Congressional stalemate results in government shutdown: Debate over Obamacare leads to budgetary standstill
By Whitney Downs
It’s hard to turn on the news today without hearing something about the shutdown of the federal government. Yet, most people don’t even know what a government shutdown is. Every year, Congress must appropriate the budget for the executive branch to approve. However, if Congress fails to pass authorization for sufficient government funds, the federal government shuts down until a budget is agreed on for the upcoming fiscal year. State governments still remain intact, though.
This is the first government shutdown since 1995,when a standoff occurred between President Clinton and then-Speaker of the House, Newt Gingrich, over the United States budget deficit. This time, it is Speaker Boehner who has yet to put a continuing resolution on the floor and put an end to this problem. According to American Politics professor, Dr. Casey Dominguez, a continuing resolution would continue funding the government at last year’s levels, allowing the government to continue running while they worked out a budget.
This problem was avoidable as well, considering negotiations for this budget bill began in April. The main point of conflict being the House’s desire to defund the Affordable Care Act, also known as “Obamacare.” Multiple federal jobs, deemed nonessential, have been suspended also known as furloughed as a result. NASA, the FDA, the CDC and the EPA, among others, had a furlough rate of over 90 percent, which means that drug trials and food inspections have been shut down for the time being.
According to Political Science professor, Dr. Del Dickson, the blame falls on one group. “The conscious decision of one party — the Republicans — to shut down the government unless they get their way on a completely unrelated issue that everyone knows they aren’t going to get,” Dickson said.
Currently, Speaker of the House, John Boehner, is trying to appease the Tea Party, a minority faction within the Republican party, which is continually adding in language to that seeks to defund the ACA. Instead of progressing with the opinion of the majority, Boehner continually puts forth a bill that he knows won’t be approved by the Senate, before it even gets to the president.
Ted Cruz, a Tea Party senator from Texas, has also taken a definite stand in support of
the House’s decision. Yet, his position in the Senate means he hasn’t even gotten a chance to vote on the bill. Cruz has constantly been telling his fellow Republicans not to give up on defunding the ACA, which can’t be done anyways. He even went as far as to filibuster for 21 hours in order to delay a vote that would fund the government.

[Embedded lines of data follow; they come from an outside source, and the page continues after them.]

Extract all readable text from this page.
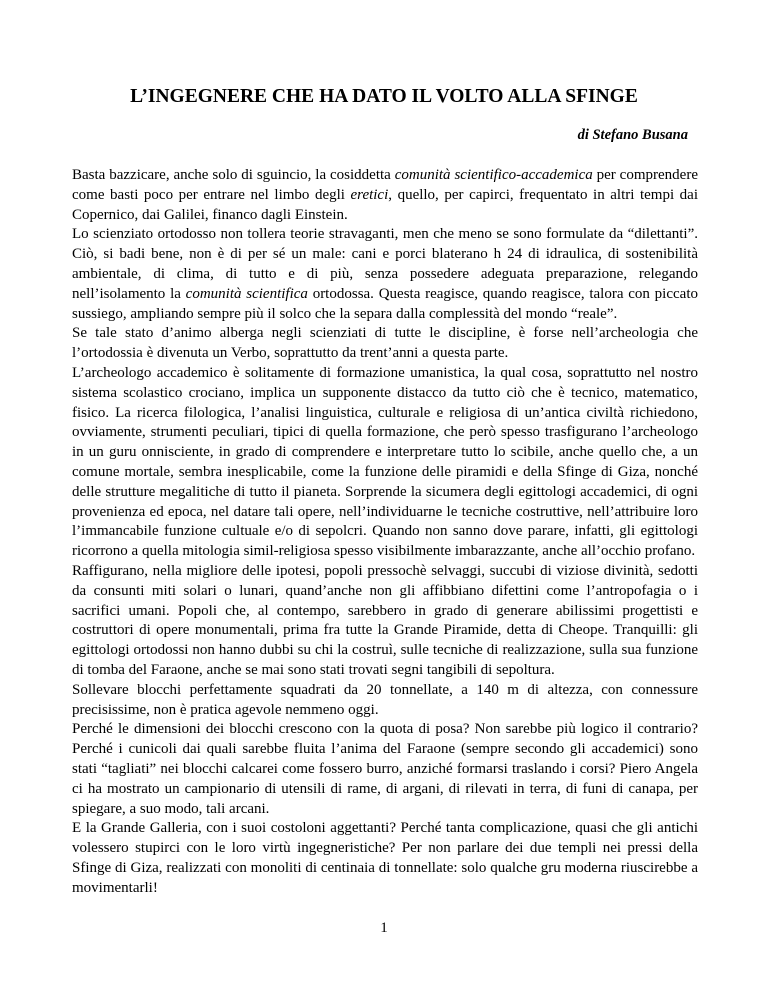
L’INGEGNERE CHE HA DATO IL VOLTO ALLA SFINGE

di Stefano Busana

Basta bazzicare, anche solo di sguincio, la cosiddetta comunità scientifico-accademica per comprendere come basti poco per entrare nel limbo degli eretici, quello, per capirci, frequentato in altri tempi dai Copernico, dai Galilei, financo dagli Einstein.

Lo scienziato ortodosso non tollera teorie stravaganti, men che meno se sono formulate da “dilettanti”. Ciò, si badi bene, non è di per sé un male: cani e porci blaterano h 24 di idraulica, di sostenibilità ambientale, di clima, di tutto e di più, senza possedere adeguata preparazione, relegando nell’isolamento la comunità scientifica ortodossa. Questa reagisce, quando reagisce, talora con piccato sussiego, ampliando sempre più il solco che la separa dalla complessità del mondo “reale”.

Se tale stato d’animo alberga negli scienziati di tutte le discipline, è forse nell’archeologia che l’ortodossia è divenuta un Verbo, soprattutto da trent’anni a questa parte.

L’archeologo accademico è solitamente di formazione umanistica, la qual cosa, soprattutto nel nostro sistema scolastico crociano, implica un supponente distacco da tutto ciò che è tecnico, matematico, fisico. La ricerca filologica, l’analisi linguistica, culturale e religiosa di un’antica civiltà richiedono, ovviamente, strumenti peculiari, tipici di quella formazione, che però spesso trasfigurano l’archeologo in un guru onnisciente, in grado di comprendere e interpretare tutto lo scibile, anche quello che, a un comune mortale, sembra inesplicabile, come la funzione delle piramidi e della Sfinge di Giza, nonché delle strutture megalitiche di tutto il pianeta. Sorprende la sicumera degli egittologi accademici, di ogni provenienza ed epoca, nel datare tali opere, nell’individuarne le tecniche costruttive, nell’attribuire loro l’immancabile funzione cultuale e/o di sepolcri. Quando non sanno dove parare, infatti, gli egittologi ricorrono a quella mitologia simil-religiosa spesso visibilmente imbarazzante, anche all’occhio profano.

Raffigurano, nella migliore delle ipotesi, popoli pressochè selvaggi, succubi di viziose divinità, sedotti da consunti miti solari o lunari, quand’anche non gli affibbiano difettini come l’antropofagia o i sacrifici umani. Popoli che, al contempo, sarebbero in grado di generare abilissimi progettisti e costruttori di opere monumentali, prima fra tutte la Grande Piramide, detta di Cheope. Tranquilli: gli egittologi ortodossi non hanno dubbi su chi la costruì, sulle tecniche di realizzazione, sulla sua funzione di tomba del Faraone, anche se mai sono stati trovati segni tangibili di sepoltura.

Sollevare blocchi perfettamente squadrati da 20 tonnellate, a 140 m di altezza, con connessure precisissime, non è pratica agevole nemmeno oggi.

Perché le dimensioni dei blocchi crescono con la quota di posa? Non sarebbe più logico il contrario? Perché i cunicoli dai quali sarebbe fluita l’anima del Faraone (sempre secondo gli accademici) sono stati “tagliati” nei blocchi calcarei come fossero burro, anziché formarsi traslando i corsi? Piero Angela ci ha mostrato un campionario di utensili di rame, di argani, di rilevati in terra, di funi di canapa, per spiegare, a suo modo, tali arcani.

E la Grande Galleria, con i suoi costoloni aggettanti? Perché tanta complicazione, quasi che gli antichi volessero stupirci con le loro virtù ingegneristiche? Per non parlare dei due templi nei pressi della Sfinge di Giza, realizzati con monoliti di centinaia di tonnellate: solo qualche gru moderna riuscirebbe a movimentarli!

1
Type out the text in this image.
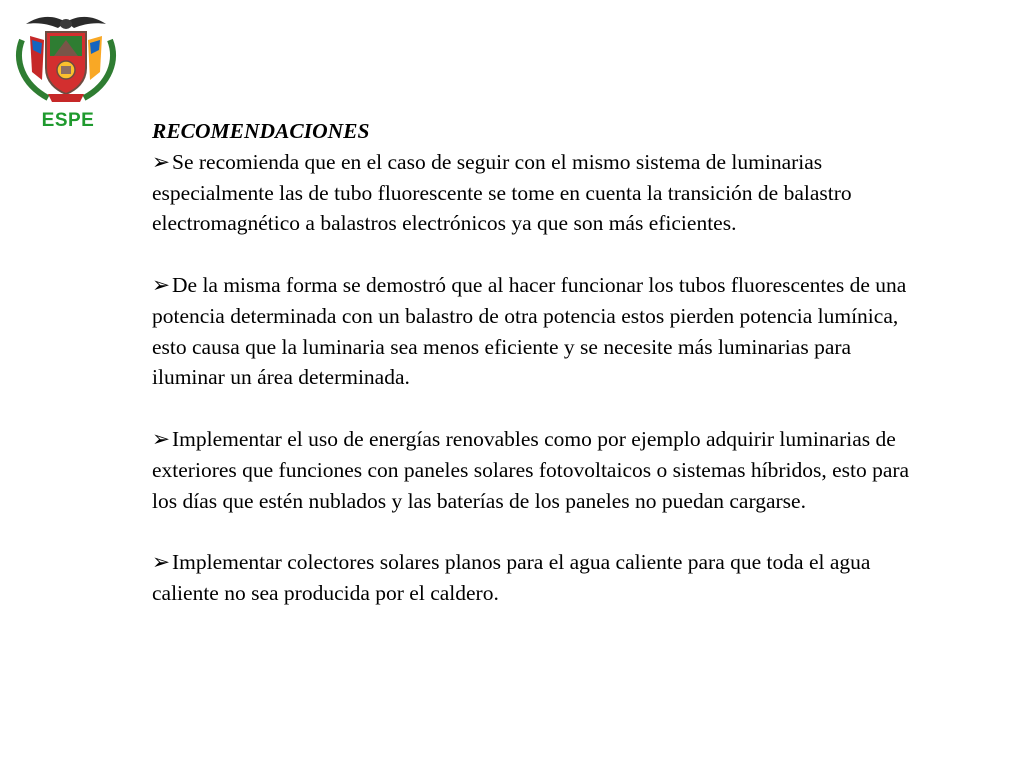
ESPE	RECOMENDACIONES

➢Se recomienda que en el caso de seguir con el mismo sistema de luminarias especialmente las de tubo fluorescente se tome en cuenta la transición de balastro electromagnético a balastros electrónicos ya que son más eficientes.

➢De la misma forma se demostró que al hacer funcionar los tubos fluorescentes de una potencia determinada con un balastro de otra potencia estos pierden potencia lumínica, esto causa que la luminaria sea menos eficiente y se necesite más luminarias para iluminar un área determinada.

➢Implementar el uso de energías renovables como por ejemplo adquirir luminarias de exteriores que funciones con paneles solares fotovoltaicos o sistemas híbridos, esto para los días que estén nublados y las baterías de los paneles no puedan cargarse.

➢Implementar colectores solares planos para el agua caliente para que toda el agua caliente no sea producida por el caldero.
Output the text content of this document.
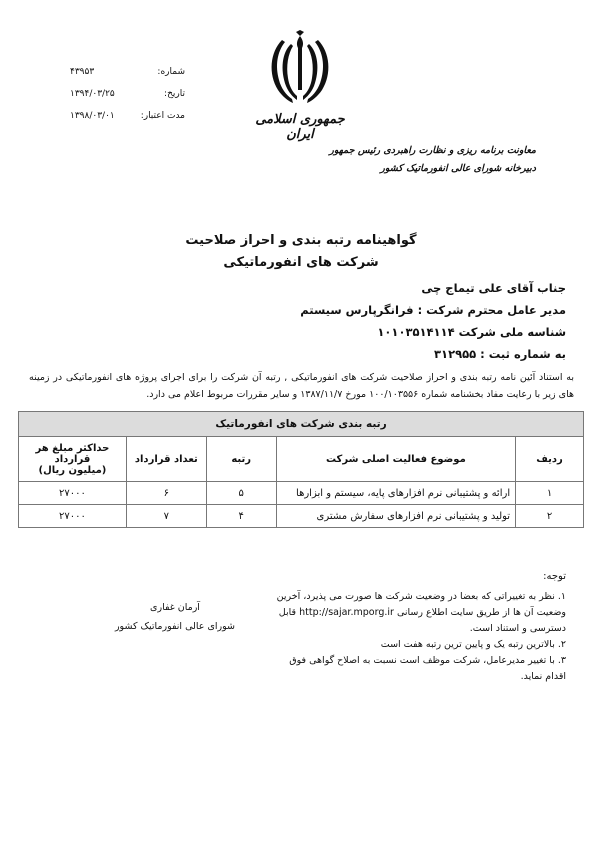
شماره:
۴۳۹۵۳
تاریخ:
۱۳۹۴/۰۳/۲۵
مدت اعتبار:
۱۳۹۸/۰۳/۰۱	جمهوری اسلامی ایران
معاونت برنامه ریزی و نظارت راهبردی رئیس جمهور
دبیرخانه شورای عالی انفورماتیک کشور
گواهینامه رتبه بندی و احراز صلاحیت
شرکت های انفورماتیکی
جناب آقای علی تیماج چی
مدیر عامل محترم شرکت : فرانگرپارس سیستم
شناسه ملی شرکت ۱۰۱۰۳۵۱۴۱۱۴
به شماره ثبت : ۳۱۲۹۵۵
به استناد آئین نامه رتبه بندی و احراز صلاحیت شرکت های انفورماتیکی , رتبه آن شرکت را برای اجرای پروژه های انفورماتیکی در زمینه های زیر با رعایت مفاد بخشنامه شماره ۱۰۰/۱۰۳۵۵۶ مورخ ۱۳۸۷/۱۱/۷ و سایر مقررات مربوط اعلام می دارد.
رتبه بندی شرکت های انفورماتیک				
ردیف	موضوع فعالیت اصلی شرکت	رتبه	تعداد قرارداد	حداکثر مبلغ هر قرارداد
(میلیون ریال)

۱	ارائه و پشتیبانی نرم افزارهای پایه، سیستم و ابزارها	۵	۶	۲۷۰۰۰
۲	تولید و پشتیبانی نرم افزارهای سفارش مشتری	۴	۷	۲۷۰۰۰
توجه:
۱. نظر به تغییراتی که بعضا در وضعیت شرکت ها صورت می پذیرد، آخرین وضعیت آن ها از طریق سایت اطلاع رسانی http://sajar.mporg.ir قابل دسترسی و استناد است.
۲. بالاترین رتبه یک و پایین ترین رتبه هفت است
۳. با تغییر مدیرعامل، شرکت موظف است نسبت به اصلاح گواهی فوق اقدام نماید.
آرمان غفاری
شورای عالی انفورماتیک کشور
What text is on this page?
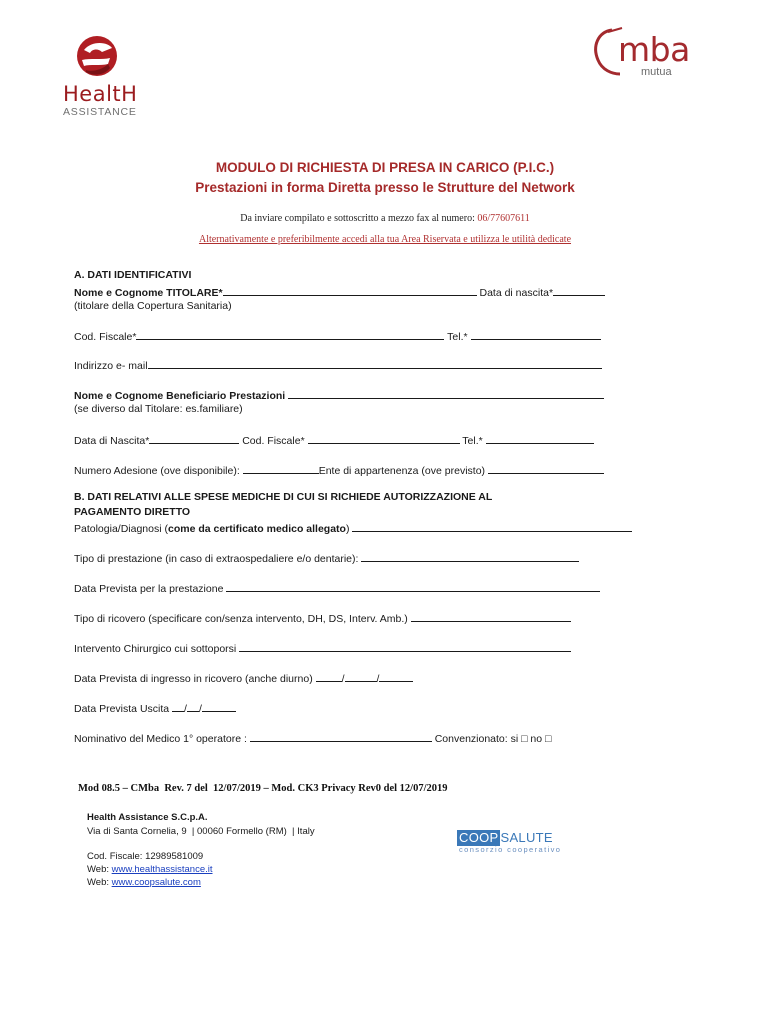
HealtH
ASSISTANCE
mba
mutua
MODULO DI RICHIESTA DI PRESA IN CARICO (P.I.C.)
Prestazioni in forma Diretta presso le Strutture del Network
Da inviare compilato e sottoscritto a mezzo fax al numero: 06/77607611
Alternativamente e preferibilmente accedi alla tua Area Riservata e utilizza le utilità dedicate
A. DATI IDENTIFICATIVI
Nome e Cognome TITOLARE*	Data di nascita*
(titolare della Copertura Sanitaria)
Cod. Fiscale*	Tel.*
Indirizzo e- mail
Nome e Cognome Beneficiario Prestazioni
(se diverso dal Titolare: es.familiare)
Data di Nascita*	Cod. Fiscale*	Tel.*
Numero Adesione (ove disponibile):	Ente di appartenenza (ove previsto)
B. DATI RELATIVI ALLE SPESE MEDICHE DI CUI SI RICHIEDE AUTORIZZAZIONE AL
PAGAMENTO DIRETTO
Patologia/Diagnosi (come da certificato medico allegato)
Tipo di prestazione (in caso di extraospedaliere e/o dentarie):
Data Prevista per la prestazione
Tipo di ricovero (specificare con/senza intervento, DH, DS, Interv. Amb.)
Intervento Chirurgico cui sottoporsi
Data Prevista di ingresso in ricovero (anche diurno) /	/
Data Prevista Uscita / /
Nominativo del Medico 1° operatore :	Convenzionato: si □ no □
Mod 08.5 – CMba  Rev. 7 del  12/07/2019 – Mod. CK3 Privacy Rev0 del 12/07/2019
Health Assistance S.C.p.A.
Via di Santa Cornelia, 9  | 00060 Formello (RM)  | Italy
Cod. Fiscale: 12989581009
Web: www.healthassistance.it
Web: www.coopsalute.com
COOP SALUTE
consorzio cooperativo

The Affordable Care Act has already been approved by Congress, upheld by the Supreme Court and, when Romney ran on an anti-Obamacare platform, the American people voted against him. Therefore, neither the Senate, nor the president will approve of a bill that seeks to defund the law.
Students aren’t very happy about the shutdown either. Freshman Martha Kauls said “I’m concerned about the national park service being shut down. The fact that people can’t go outside and enjoy the parks due to government standstill is ridiculous.” Akasha Vigo resonated this sentiment, “I’m mad because this affects my parents jobs, yet the government doesn’t seem to care.”
According to Political Science Chair, Dr. James Williams, a number of students will be affected by the shutdown. “The number of government workers furloughed could impact passports, immigration services, applications for internships and any business with the government,” Williams said.
Another problem is that not enough students seem to know about the shutdown. Nicole Peterson said that she “doesn’t pay much attention to stuff like that, so I don’t really know anything.” However, with increased coverage in mainstream media students may soon come to terms with the state of the nation.